Régime plus sévère en cas d’amendes administratives infligées aux indépendants (art. 12-19 LP)

La loi-programme du 1er juillet 2016 rassemble une série de mesures qui visent à lutter contre la fraude et viennent se greffer sur le statut social des travailleurs indépendants. Elles s’inscrivent dans un plan plus large de lutte contre la fraude sociale. Il s’agit spécifiquement ici des amendes administratives. L’affiliation fictive est également traitée.

Responsabilité solidaire

La loi-programme du 1er juillet 2016 étend la responsabilité solidaire concernant le paiement des amendes administratives à l’indépendant aidé. L’objectif est bien sûr de permettre un meilleur recouvrement des amendes administratives, car auparavant, cette responsabilité solidaire s’appliquait uniquement aux personnes morales au sein desquelles le travailleur indépendant était associé ou mandataire.

L’AR n° 38 organisant le statut social stipule désormais que le travailleur indépendant est tenu, solidairement avec l’aidant, au paiement des cotisations et des amendes administratives dont ce dernier est redevable. Il en va de même pour les personnes morales en ce qui concerne les cotisations et les amendes administratives qui sont dues par leurs associés ou mandataires.Par cet ajout, l’indépendant aidé est également incité à correctement informer son aidant de ses obligations sociales.

Prescription

Le législateur stipule expressément que les organismes percepteurs sont aussi chargés du recouvrement des amendes administratives, au besoin par la voie judiciaire.

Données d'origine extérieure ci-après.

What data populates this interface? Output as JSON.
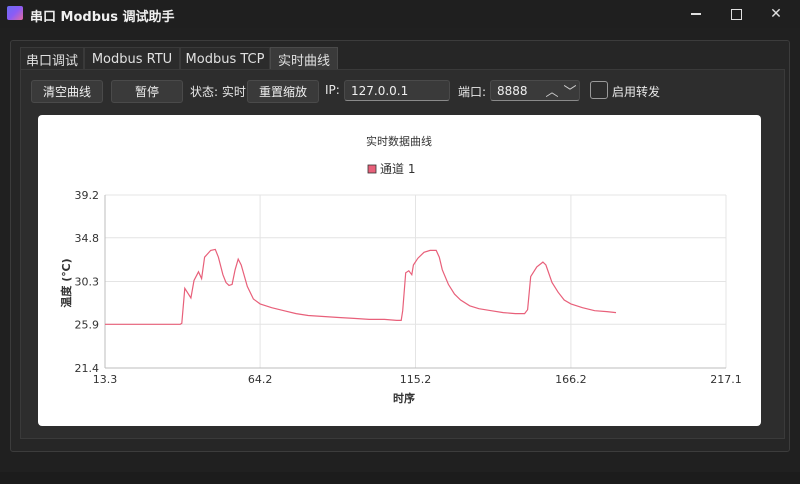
{
  "window": {
    "title": "串口 Modbus 调试助手"
  },
  "tabs": [
    {
      "label": "串口调试"
    },
    {
      "label": "Modbus RTU"
    },
    {
      "label": "Modbus TCP"
    },
    {
      "label": "实时曲线",
      "active": true
    }
  ],
  "toolbar": {
    "clear_label": "清空曲线",
    "pause_label": "暂停",
    "status_label": "状态: 实时",
    "reset_zoom_label": "重置缩放",
    "ip_label": "IP:",
    "ip_value": "127.0.0.1",
    "port_label": "端口:",
    "port_value": "8888",
    "forward_label": "启用转发",
    "forward_checked": false
  },
  "colors": {
    "accent": "#e8607a",
    "background": "#202020"
  },
  "chart_data": {
    "type": "line",
    "title": "实时数据曲线",
    "xlabel": "时序",
    "ylabel": "温度 (℃)",
    "xlim": [
      13.3,
      217.1
    ],
    "ylim": [
      21.4,
      39.2
    ],
    "x_ticks": [
      "13.3",
      "64.2",
      "115.2",
      "166.2",
      "217.1"
    ],
    "y_ticks": [
      "39.2",
      "34.8",
      "30.3",
      "25.9",
      "21.4"
    ],
    "grid": true,
    "legend_position": "top-center",
    "series": [
      {
        "name": "通道 1",
        "color": "#e8607a",
        "points": [
          [
            13.3,
            25.9
          ],
          [
            20,
            25.9
          ],
          [
            30,
            25.9
          ],
          [
            38,
            25.9
          ],
          [
            38.5,
            26.0
          ],
          [
            39.5,
            29.6
          ],
          [
            41.5,
            28.6
          ],
          [
            42.5,
            30.4
          ],
          [
            44,
            31.3
          ],
          [
            45,
            30.6
          ],
          [
            46,
            32.8
          ],
          [
            48,
            33.5
          ],
          [
            49.5,
            33.6
          ],
          [
            50.5,
            32.8
          ],
          [
            52,
            31.0
          ],
          [
            53,
            30.2
          ],
          [
            54,
            29.9
          ],
          [
            55,
            30.0
          ],
          [
            56,
            31.5
          ],
          [
            57,
            32.6
          ],
          [
            58,
            32.0
          ],
          [
            60,
            29.8
          ],
          [
            62,
            28.5
          ],
          [
            64.2,
            28.0
          ],
          [
            68,
            27.6
          ],
          [
            72,
            27.3
          ],
          [
            76,
            27.0
          ],
          [
            80,
            26.8
          ],
          [
            85,
            26.7
          ],
          [
            90,
            26.6
          ],
          [
            95,
            26.5
          ],
          [
            100,
            26.4
          ],
          [
            105,
            26.4
          ],
          [
            109,
            26.3
          ],
          [
            110.5,
            26.3
          ],
          [
            111,
            27.3
          ],
          [
            112,
            31.2
          ],
          [
            113,
            31.4
          ],
          [
            114,
            31.0
          ],
          [
            114.5,
            32.0
          ],
          [
            116,
            32.7
          ],
          [
            118,
            33.3
          ],
          [
            120,
            33.5
          ],
          [
            122,
            33.5
          ],
          [
            123,
            32.8
          ],
          [
            124,
            31.5
          ],
          [
            126,
            30.0
          ],
          [
            128,
            29.0
          ],
          [
            130,
            28.4
          ],
          [
            133,
            27.8
          ],
          [
            136,
            27.5
          ],
          [
            140,
            27.3
          ],
          [
            144,
            27.1
          ],
          [
            148,
            27.0
          ],
          [
            151,
            27.0
          ],
          [
            152,
            27.4
          ],
          [
            153,
            30.8
          ],
          [
            155,
            31.8
          ],
          [
            157,
            32.3
          ],
          [
            158,
            32.0
          ],
          [
            160,
            30.2
          ],
          [
            162,
            29.2
          ],
          [
            164,
            28.4
          ],
          [
            166.2,
            28.0
          ],
          [
            170,
            27.6
          ],
          [
            174,
            27.3
          ],
          [
            178,
            27.2
          ],
          [
            181,
            27.1
          ]
        ]
      }
    ]
  }
}
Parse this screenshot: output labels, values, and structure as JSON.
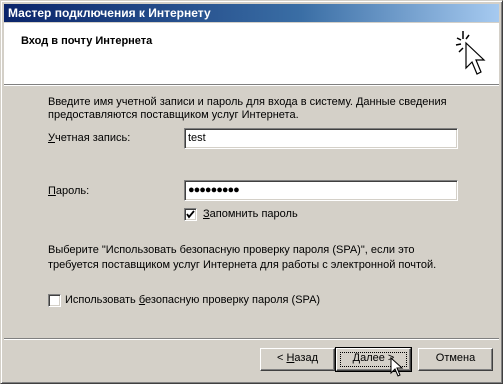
{
  "window": {
    "title": "Мастер подключения к Интернету"
  },
  "header": {
    "heading": "Вход в почту Интернета",
    "icon": "wizard-sparkle-cursor-icon"
  },
  "body": {
    "intro_line1": "Введите имя учетной записи и пароль для входа в систему. Данные сведения",
    "intro_line2": "предоставляются поставщиком услуг Интернета.",
    "account_label_u": "У",
    "account_label_rest": "четная запись:",
    "account_value": "test",
    "password_label_u": "П",
    "password_label_rest": "ароль:",
    "password_value": "●●●●●●●●●",
    "remember_label_u": "З",
    "remember_label_rest": "апомнить пароль",
    "remember_checked": true,
    "spa_text_line1": "Выберите \"Использовать безопасную проверку пароля (SPA)\", если это",
    "spa_text_line2": "требуется поставщиком услуг Интернета для работы с электронной почтой.",
    "spa_label_pre": "Использовать ",
    "spa_label_u": "б",
    "spa_label_rest": "езопасную проверку пароля (SPA)",
    "spa_checked": false
  },
  "buttons": {
    "back_pre": "< ",
    "back_u": "Н",
    "back_rest": "азад",
    "next_u": "Д",
    "next_rest": "алее >",
    "cancel": "Отмена"
  },
  "colors": {
    "titlebar_start": "#0a246a",
    "titlebar_end": "#a6caf0",
    "face": "#d4d0c8"
  }
}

Le délai de prescription du recouvrement des amendes administratives est également fixé. Le recouvrement se prescrit par cinq ans, à compter du jour où la décision n’est plus susceptible de recours.Les actions en répétition de cotisations ou d’amendes administratives indûment payées se prescrivent par cinq ans, à compter du 1er janvier de l’année qui suit celle au cours de laquelle les cotisations ou les amendes administratives indues ont été payées.

Les amendes administratives sont ajoutées dans l’énumération des actes interruptifs de la prescription, qui traite de l’interruption de la prescription par une lettre recommandée. Il s’agit notamment de l’interruption « par une lettre recommandée de l’organisme chargé du recouvrement, réclamant les cotisations ou les amendes administratives dont l’intéressé est redevable. »Il en va de même pour les amendes administratives qui sont dues par le conjoint aidant et pour la répétition des amendes administratives indûment payées.

Affiliation fictive

Pour les amendes administratives, il est fait référence à l’article 17bis de l’AR n° 38, dont – et c’est important – le § 1erbis, qui traite de l’infraction pour affiliation fictive, est reformulé.La référence à l’absence de résidence principale en Belgique (loi du 8 août 1983) est supprimée et remplacée par l’utilisation de l’attestation d’affiliation à une caisse d’assurances sociales en vue d’obtenir un titre de séjour de plus de trois mois. C’est en effet cette attestation d’affiliation qui ouvre au citoyen de l’UE un droit à un séjour de plus de trois mois en Belgique. Et par le biais de ce droit de séjour, obtenu sur la base d’une affiliation fictive, il acquiert indirectement un droit à un revenu d’intégration et à des prestations sociales.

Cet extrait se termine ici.